🤖 AI Summary
Large language models (LLMs) exhibit insufficient domain-specific knowledge depth and weak reasoning capabilities in specialized fields such as astronomy—especially at medium-to-small parameter scales. To address this, we introduce AstroSage-70B: the first 70-billion-parameter LLM exclusively designed for the full spectrum of astronomical domains. Our method innovatively embeds interpretable reasoning chains explicitly into supervised fine-tuning data, enabling a “thinking-as-output” astronomical reasoning paradigm. It further integrates continuous pretraining on astronomical literature, multi-stage domain-adaptive reinforcement training, model merging, rigorous data curation, and hyperparameter optimization. Evaluated on the authoritative AstroMLab-1 benchmark (4,425 questions), AstroSage-70B achieves state-of-the-art performance—outperforming all open- and closed-source baselines, including o3, Gemini-2.5-Pro, and Claude-3.7-Sonnet—thereby substantially alleviating the longstanding trade-off between model scale and domain expertise.
📝 Abstract
General-purpose large language models, despite their broad capabilities, often struggle with specialized domain knowledge, a limitation particularly pronounced in more accessible, lower-parameter versions. This gap hinders their deployment as effective agents in demanding fields such as astronomy. Building on our prior work with AstroSage-8B, this study introduces AstroSage-70B, a significantly larger and more advanced domain-specialized natural-language AI assistant.
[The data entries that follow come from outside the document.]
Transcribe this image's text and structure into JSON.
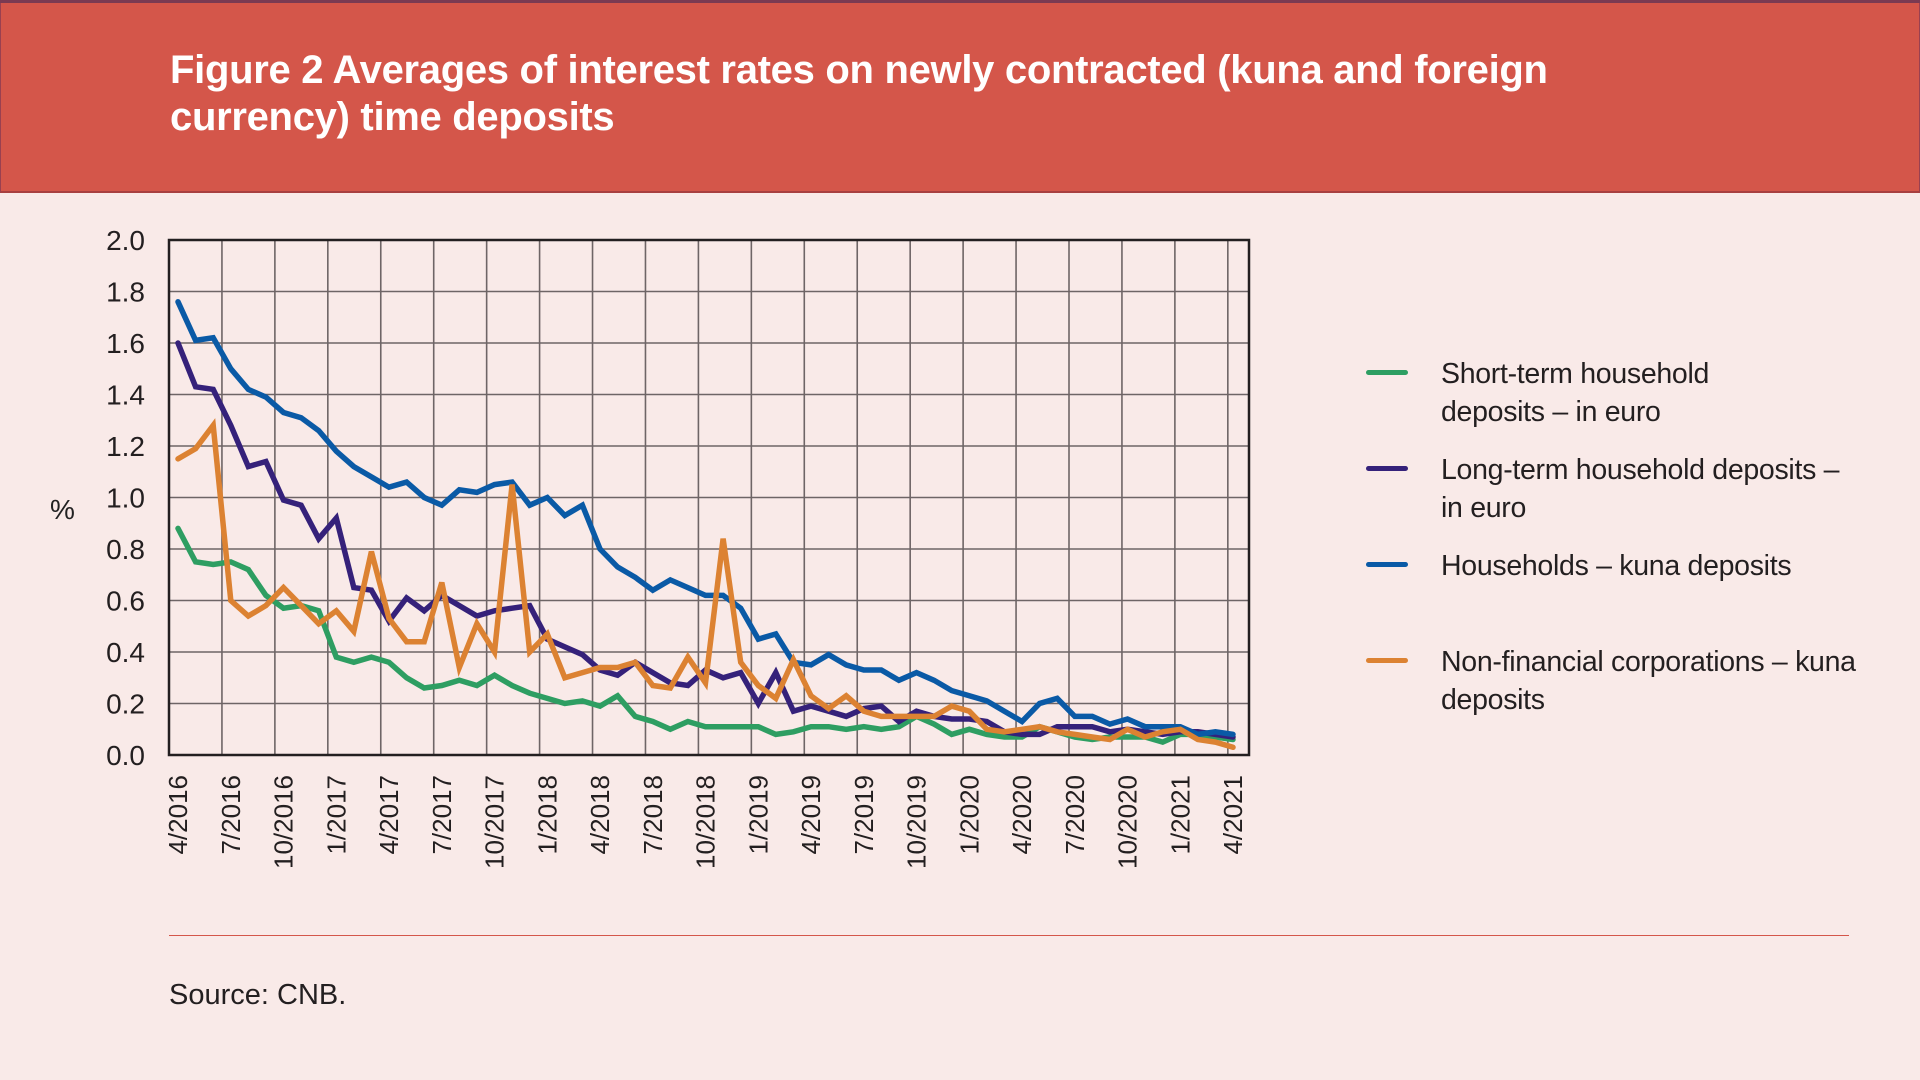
{
  "header": {
    "title": "Figure 2 Averages of interest rates on newly contracted (kuna and foreign currency) time deposits"
  },
  "footer": {
    "source": "Source: CNB."
  },
  "colors": {
    "header_bg": "#d4564a",
    "page_bg": "#f9eae8",
    "short_term": "#2e9e62",
    "long_term": "#35217a",
    "households_kuna": "#0a5aa6",
    "nonfinancial_kuna": "#dc8232"
  },
  "chart_data": {
    "type": "line",
    "title": "Figure 2 Averages of interest rates on newly contracted (kuna and foreign currency) time deposits",
    "xlabel": "",
    "ylabel": "%",
    "ylim": [
      0,
      2.0
    ],
    "yticks": [
      "0.0",
      "0.2",
      "0.4",
      "0.6",
      "0.8",
      "1.0",
      "1.2",
      "1.4",
      "1.6",
      "1.8",
      "2.0"
    ],
    "x_start": "4/2016",
    "x_end": "4/2021",
    "x_frequency": "monthly",
    "xtick_labels": [
      "4/2016",
      "7/2016",
      "10/2016",
      "1/2017",
      "4/2017",
      "7/2017",
      "10/2017",
      "1/2018",
      "4/2018",
      "7/2018",
      "10/2018",
      "1/2019",
      "4/2019",
      "7/2019",
      "10/2019",
      "1/2020",
      "4/2020",
      "7/2020",
      "10/2020",
      "1/2021",
      "4/2021"
    ],
    "grid": true,
    "legend_position": "right",
    "series": [
      {
        "name": "Short-term household deposits – in euro",
        "color": "#2e9e62",
        "values": [
          0.88,
          0.75,
          0.74,
          0.75,
          0.72,
          0.62,
          0.57,
          0.58,
          0.56,
          0.38,
          0.36,
          0.38,
          0.36,
          0.3,
          0.26,
          0.27,
          0.29,
          0.27,
          0.31,
          0.27,
          0.24,
          0.22,
          0.2,
          0.21,
          0.19,
          0.23,
          0.15,
          0.13,
          0.1,
          0.13,
          0.11,
          0.11,
          0.11,
          0.11,
          0.08,
          0.09,
          0.11,
          0.11,
          0.1,
          0.11,
          0.1,
          0.11,
          0.15,
          0.12,
          0.08,
          0.1,
          0.08,
          0.07,
          0.07,
          0.11,
          0.09,
          0.07,
          0.06,
          0.07,
          0.07,
          0.07,
          0.05,
          0.08,
          0.08,
          0.07,
          0.06
        ]
      },
      {
        "name": "Long-term household deposits – in euro",
        "color": "#35217a",
        "values": [
          1.6,
          1.43,
          1.42,
          1.28,
          1.12,
          1.14,
          0.99,
          0.97,
          0.84,
          0.92,
          0.65,
          0.64,
          0.52,
          0.61,
          0.56,
          0.62,
          0.58,
          0.54,
          0.56,
          0.57,
          0.58,
          0.45,
          0.42,
          0.39,
          0.33,
          0.31,
          0.36,
          0.32,
          0.28,
          0.27,
          0.33,
          0.3,
          0.32,
          0.2,
          0.32,
          0.17,
          0.19,
          0.17,
          0.15,
          0.18,
          0.19,
          0.13,
          0.17,
          0.15,
          0.14,
          0.14,
          0.13,
          0.09,
          0.08,
          0.08,
          0.11,
          0.11,
          0.11,
          0.09,
          0.1,
          0.09,
          0.08,
          0.09,
          0.09,
          0.08,
          0.07
        ]
      },
      {
        "name": "Households – kuna deposits",
        "color": "#0a5aa6",
        "values": [
          1.76,
          1.61,
          1.62,
          1.5,
          1.42,
          1.39,
          1.33,
          1.31,
          1.26,
          1.18,
          1.12,
          1.08,
          1.04,
          1.06,
          1.0,
          0.97,
          1.03,
          1.02,
          1.05,
          1.06,
          0.97,
          1.0,
          0.93,
          0.97,
          0.8,
          0.73,
          0.69,
          0.64,
          0.68,
          0.65,
          0.62,
          0.62,
          0.57,
          0.45,
          0.47,
          0.36,
          0.35,
          0.39,
          0.35,
          0.33,
          0.33,
          0.29,
          0.32,
          0.29,
          0.25,
          0.23,
          0.21,
          0.17,
          0.13,
          0.2,
          0.22,
          0.15,
          0.15,
          0.12,
          0.14,
          0.11,
          0.11,
          0.11,
          0.08,
          0.09,
          0.08
        ]
      },
      {
        "name": "Non-financial corporations – kuna deposits",
        "color": "#dc8232",
        "values": [
          1.15,
          1.19,
          1.28,
          0.6,
          0.54,
          0.58,
          0.65,
          0.58,
          0.51,
          0.56,
          0.48,
          0.79,
          0.53,
          0.44,
          0.44,
          0.67,
          0.34,
          0.51,
          0.4,
          1.05,
          0.4,
          0.47,
          0.3,
          0.32,
          0.34,
          0.34,
          0.36,
          0.27,
          0.26,
          0.38,
          0.28,
          0.84,
          0.36,
          0.27,
          0.22,
          0.37,
          0.23,
          0.18,
          0.23,
          0.17,
          0.15,
          0.15,
          0.15,
          0.15,
          0.19,
          0.17,
          0.1,
          0.09,
          0.1,
          0.11,
          0.09,
          0.08,
          0.07,
          0.06,
          0.1,
          0.07,
          0.09,
          0.1,
          0.06,
          0.05,
          0.03
        ]
      }
    ]
  },
  "legend": {
    "items": [
      {
        "label": "Short-term household deposits – in euro",
        "color": "#2e9e62"
      },
      {
        "label": "Long-term household deposits – in euro",
        "color": "#35217a"
      },
      {
        "label": "Households – kuna deposits",
        "color": "#0a5aa6"
      },
      {
        "label": "Non-financial corporations – kuna deposits",
        "color": "#dc8232"
      }
    ]
  }
}
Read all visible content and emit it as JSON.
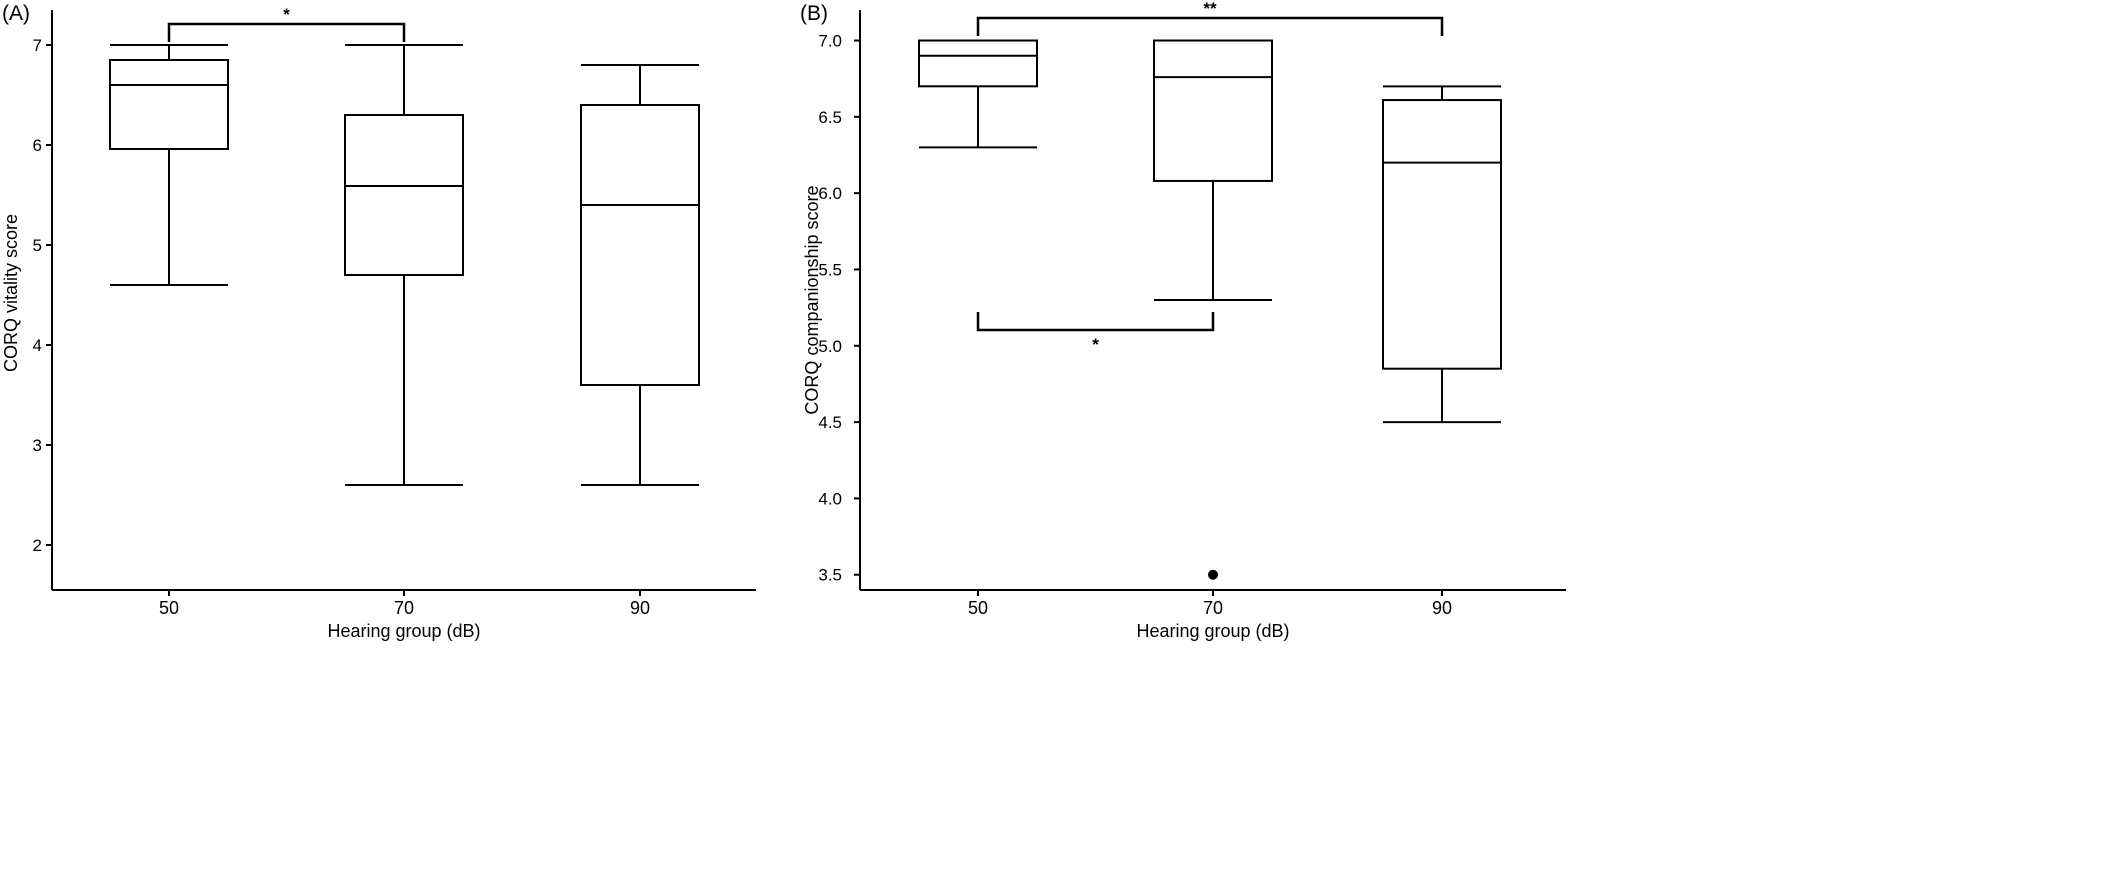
{
  "chart_data": [
    {
      "type": "box",
      "panel_label": "(A)",
      "xlabel": "Hearing group (dB)",
      "ylabel": "CORQ vitality score",
      "categories": [
        "50",
        "70",
        "90"
      ],
      "ylim": [
        1.55,
        7.35
      ],
      "yticks": [
        "2",
        "3",
        "4",
        "5",
        "6",
        "7"
      ],
      "boxes": [
        {
          "group": "50",
          "min": 4.6,
          "q1": 5.96,
          "median": 6.6,
          "q3": 6.85,
          "max": 7.0,
          "outliers": []
        },
        {
          "group": "70",
          "min": 2.6,
          "q1": 4.7,
          "median": 5.59,
          "q3": 6.3,
          "max": 7.0,
          "outliers": []
        },
        {
          "group": "90",
          "min": 2.6,
          "q1": 3.6,
          "median": 5.4,
          "q3": 6.4,
          "max": 6.8,
          "outliers": []
        }
      ],
      "significance": [
        {
          "from": "50",
          "to": "70",
          "label": "*",
          "position": "above"
        }
      ],
      "grid": false
    },
    {
      "type": "box",
      "panel_label": "(B)",
      "xlabel": "Hearing group (dB)",
      "ylabel": "CORQ companionship score",
      "categories": [
        "50",
        "70",
        "90"
      ],
      "ylim": [
        3.4,
        7.2
      ],
      "yticks": [
        "3.5",
        "4.0",
        "4.5",
        "5.0",
        "5.5",
        "6.0",
        "6.5",
        "7.0"
      ],
      "boxes": [
        {
          "group": "50",
          "min": 6.3,
          "q1": 6.7,
          "median": 6.9,
          "q3": 7.0,
          "max": 7.0,
          "outliers": []
        },
        {
          "group": "70",
          "min": 5.3,
          "q1": 6.08,
          "median": 6.76,
          "q3": 7.0,
          "max": 7.0,
          "outliers": [
            3.5
          ]
        },
        {
          "group": "90",
          "min": 4.5,
          "q1": 4.85,
          "median": 6.2,
          "q3": 6.61,
          "max": 6.7,
          "outliers": []
        }
      ],
      "significance": [
        {
          "from": "50",
          "to": "90",
          "label": "**",
          "position": "above"
        },
        {
          "from": "50",
          "to": "70",
          "label": "*",
          "position": "below"
        }
      ],
      "grid": false
    }
  ]
}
It is designed for research and education across astronomy, astrophysics, space science, astroparticle physics, cosmology, and astronomical instrumentation. Developed from the Llama-3.1-70B foundation, AstroSage-70B underwent extensive continued pre-training on a vast corpus of astronomical literature, followed by supervised fine-tuning and model merging. Beyond its 70-billion parameter scale, this model incorporates refined datasets, judiciously chosen learning hyperparameters, and improved training procedures, achieving state-of-the-art performance on complex astronomical tasks. Notably, we integrated reasoning chains into the SFT dataset, enabling AstroSage-70B to either answer the user query immediately, or first emit a human-readable thought process. Evaluated on the AstroMLab-1 benchmark -- comprising 4,425 questions from literature withheld during training -- AstroSage-70B achieves state-of-the-art performance. It surpasses all other tested open-weight and proprietary models, including leading systems like o3, Gemini-2.5-Pro, Claude-3.7-Sonnet, Deepseek-R1, and Qwen-3-235B, even those with API costs two orders of magnitude higher. This work demonstrates that domain specialization, when applied to large-scale models, can enable them to outperform generalist counterparts in specialized knowledge areas like astronomy, thereby advancing the frontier of AI capabilities in the field.